The United States cannot battle its economic crisis by simply trying to go back to its old ways of spending too much and saving too little, two Nobel prize-winning economists said on Friday. Jeffrey Sachs, director of the Earth Institute at Columbia University in New York, said a $40 trillion loss in global wealth, a reflection of declines in stock prices and home values, would not easily be reversed.
"The scale and drama and rapidity is extraordinary," Sachs said at a panel at Columbia. "We're not likely to be sending demand and consumption back up. Fixing the banks is not really the key to unlocking the demand side." Joseph Stiglitz, a former chief economist of the International Monetary Fund and a professor at Columbia, said in a separate panel that the banking sector has shown itself to be a detriment to society rather than a positive driving force.

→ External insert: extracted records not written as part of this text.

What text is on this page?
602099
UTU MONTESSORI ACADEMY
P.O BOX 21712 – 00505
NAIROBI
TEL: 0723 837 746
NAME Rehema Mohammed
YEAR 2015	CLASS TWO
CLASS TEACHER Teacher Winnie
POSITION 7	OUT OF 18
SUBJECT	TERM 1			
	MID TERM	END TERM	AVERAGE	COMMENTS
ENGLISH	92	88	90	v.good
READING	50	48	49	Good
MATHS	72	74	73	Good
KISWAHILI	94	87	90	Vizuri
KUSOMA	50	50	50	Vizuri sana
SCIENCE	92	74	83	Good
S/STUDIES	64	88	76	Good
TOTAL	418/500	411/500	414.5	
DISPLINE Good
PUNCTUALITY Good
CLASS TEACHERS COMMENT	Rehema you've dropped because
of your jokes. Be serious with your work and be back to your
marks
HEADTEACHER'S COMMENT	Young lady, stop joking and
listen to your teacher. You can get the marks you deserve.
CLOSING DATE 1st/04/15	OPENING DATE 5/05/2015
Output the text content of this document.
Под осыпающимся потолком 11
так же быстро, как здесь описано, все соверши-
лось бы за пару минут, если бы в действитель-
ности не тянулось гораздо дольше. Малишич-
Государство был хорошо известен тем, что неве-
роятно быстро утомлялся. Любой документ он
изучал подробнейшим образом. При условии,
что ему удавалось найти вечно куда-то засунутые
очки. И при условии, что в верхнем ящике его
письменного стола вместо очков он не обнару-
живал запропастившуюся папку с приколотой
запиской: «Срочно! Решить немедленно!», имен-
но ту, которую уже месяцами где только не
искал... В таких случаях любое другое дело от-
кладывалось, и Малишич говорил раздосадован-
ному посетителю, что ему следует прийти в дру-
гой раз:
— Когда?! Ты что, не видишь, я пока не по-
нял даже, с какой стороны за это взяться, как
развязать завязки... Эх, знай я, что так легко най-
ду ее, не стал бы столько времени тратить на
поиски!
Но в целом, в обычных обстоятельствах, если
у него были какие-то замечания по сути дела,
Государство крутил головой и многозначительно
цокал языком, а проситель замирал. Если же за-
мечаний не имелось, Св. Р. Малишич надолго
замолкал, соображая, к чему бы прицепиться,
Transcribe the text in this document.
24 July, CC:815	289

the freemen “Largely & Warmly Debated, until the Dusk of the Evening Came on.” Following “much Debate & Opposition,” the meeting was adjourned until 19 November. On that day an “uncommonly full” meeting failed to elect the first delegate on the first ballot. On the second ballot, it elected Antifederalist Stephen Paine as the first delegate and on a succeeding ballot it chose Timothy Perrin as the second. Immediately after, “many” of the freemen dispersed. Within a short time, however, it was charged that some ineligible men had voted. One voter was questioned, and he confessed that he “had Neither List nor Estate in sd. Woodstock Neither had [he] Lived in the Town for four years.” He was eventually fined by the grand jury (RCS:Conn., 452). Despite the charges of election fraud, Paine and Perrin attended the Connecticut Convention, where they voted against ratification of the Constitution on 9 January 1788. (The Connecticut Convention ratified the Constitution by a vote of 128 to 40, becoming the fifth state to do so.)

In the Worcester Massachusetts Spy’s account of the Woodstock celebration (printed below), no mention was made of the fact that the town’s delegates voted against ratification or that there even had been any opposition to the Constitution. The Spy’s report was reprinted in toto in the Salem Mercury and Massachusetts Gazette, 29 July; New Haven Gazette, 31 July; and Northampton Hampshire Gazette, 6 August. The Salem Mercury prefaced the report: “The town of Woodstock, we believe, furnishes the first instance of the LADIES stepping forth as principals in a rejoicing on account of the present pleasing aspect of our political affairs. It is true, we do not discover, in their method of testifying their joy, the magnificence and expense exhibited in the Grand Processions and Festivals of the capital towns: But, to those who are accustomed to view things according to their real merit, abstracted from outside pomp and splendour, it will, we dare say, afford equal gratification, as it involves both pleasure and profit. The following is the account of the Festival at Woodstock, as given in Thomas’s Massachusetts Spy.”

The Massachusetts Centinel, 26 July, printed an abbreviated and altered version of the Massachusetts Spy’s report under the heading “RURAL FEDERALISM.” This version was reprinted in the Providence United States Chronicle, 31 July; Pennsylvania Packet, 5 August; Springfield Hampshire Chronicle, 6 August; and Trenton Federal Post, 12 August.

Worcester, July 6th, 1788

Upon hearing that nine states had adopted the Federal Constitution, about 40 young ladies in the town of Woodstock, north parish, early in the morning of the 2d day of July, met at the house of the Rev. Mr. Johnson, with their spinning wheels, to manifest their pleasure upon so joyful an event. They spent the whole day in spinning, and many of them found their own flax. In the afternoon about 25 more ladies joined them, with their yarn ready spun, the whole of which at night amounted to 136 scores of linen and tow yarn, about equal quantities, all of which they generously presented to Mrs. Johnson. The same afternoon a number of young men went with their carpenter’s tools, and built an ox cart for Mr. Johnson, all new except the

The world economy is in the grips of a crisis that shows few signs of abating, and which most analysts consider to be the most severe shock since the Great Depression of the 1930s. Stiglitz said that, under the guise of innovation, banks discovered new ways of taking risks that brought few benefits to most people and are now threaten the entire global economy.
"They not only didn't innovate, they actually resisted innovations that were important," Stiglitz said. "It was heads I win, tails you lose. And you lost." He argued that talk of increasing transparency is actually an effort to divert attention from the real issue: financial complexity designed to pad profits and hide them from the eyes of regulators.
He suggested that, to date, efforts to simply pump money into banks have been a fool's errand. "Think of what we could do if we had spent $700 billion in a new, good bank." Talk about moving toxic assets off bank balance sheets is also misguided, Stiglitz said.
"Moving things around doesn't actually create value." With this in mind, Sachs said that rather than trying glue back together a broken financial financial system, policy-makers should focus on a long-term vision that includes productive investments in transportation and energy infrastructure. "We ought to be thinking about how to get the saving into future oriented development, not to recreate the bubble," Sachs said.